Russische Behörden warnen vor Protestaktion
Teils hatten die Behörden in Russland vor solchen Protestaktionen gewarnt und den Menschen mit Anzeigen wegen Extremismus gedroht. In den sozialen Medien veröffentlichten Wähler Stimmzettel, auf denen neben Putins Namen das Wort Mörder stand. Manche schrieben demnach auch einfach den Namen Nawalnys auf den Stimmzettel. Ein älterer Mann sagte mit Blick auf den im Februar gestorbenen Oppositionsführer: "Mein Präsident ist schon nicht mehr unter den Lebenden". Nawalny ist in Moskau beerdigt.
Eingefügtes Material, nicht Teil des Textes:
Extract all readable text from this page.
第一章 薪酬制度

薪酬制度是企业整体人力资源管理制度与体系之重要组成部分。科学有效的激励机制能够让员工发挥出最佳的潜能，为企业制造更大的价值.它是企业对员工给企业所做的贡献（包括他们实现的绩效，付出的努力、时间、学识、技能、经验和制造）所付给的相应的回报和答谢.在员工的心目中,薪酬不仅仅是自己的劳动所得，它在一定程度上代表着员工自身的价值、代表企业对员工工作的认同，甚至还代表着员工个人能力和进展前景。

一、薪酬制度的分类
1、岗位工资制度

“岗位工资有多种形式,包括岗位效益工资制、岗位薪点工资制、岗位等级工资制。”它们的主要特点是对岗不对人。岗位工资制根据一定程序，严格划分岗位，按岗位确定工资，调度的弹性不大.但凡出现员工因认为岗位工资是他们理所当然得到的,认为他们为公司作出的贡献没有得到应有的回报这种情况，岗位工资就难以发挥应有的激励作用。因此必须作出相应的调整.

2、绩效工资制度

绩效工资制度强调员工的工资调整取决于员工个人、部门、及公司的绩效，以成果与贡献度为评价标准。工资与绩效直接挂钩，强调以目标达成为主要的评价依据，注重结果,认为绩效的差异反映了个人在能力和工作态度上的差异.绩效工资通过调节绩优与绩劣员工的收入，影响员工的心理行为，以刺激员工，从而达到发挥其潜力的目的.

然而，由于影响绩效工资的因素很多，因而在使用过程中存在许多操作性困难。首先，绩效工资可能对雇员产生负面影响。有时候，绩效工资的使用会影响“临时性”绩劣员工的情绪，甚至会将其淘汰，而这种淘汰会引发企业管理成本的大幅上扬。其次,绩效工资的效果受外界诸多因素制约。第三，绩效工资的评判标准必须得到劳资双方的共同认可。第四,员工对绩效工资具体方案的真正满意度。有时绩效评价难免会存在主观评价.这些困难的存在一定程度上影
Auch andere Putin-Gegner wie der im Exil in Großbritannien lebende russische Geschäftsmann Michail Chodorkowski riefen die Menschen auf, keine Angst zu haben und an der Aktion teilzunehmen.
Putin will weitere sechs Jahre Russlands Präsident sein
Putin will sich mit der Abstimmung für weitere sechs Jahre im Amt bestätigen lassen. Die Wahl gilt als weder frei noch fair. Zustimmungswerte von mehr als 80 Prozent für Putin gelten zwar als realistisch. Dennoch stehen Behörden unter Druck, möglichst gute Ergebnisse zu seinen Gunsten zu melden. Am Sonntag gaben die Behörden den Zwischenstand der Wahlbeteiligung mit mehr als 60 Prozent an. Die letzten Wahllokale schließen am Abend um 19.00 Uhr (MEZ) in der russischen Exklave Kaliningrad. Offizielle Prognosen werden unmittelbar danach erwartet.
Die drei von der Putin-treuen Parlamentsopposition aufgestellten Bewerber gelten als reine Zählkandidaten. Putins politischen Gegner wurden von einer Kandidatur ausgeschlossen oder kamen plötzlich ums Leben wie Nawalny.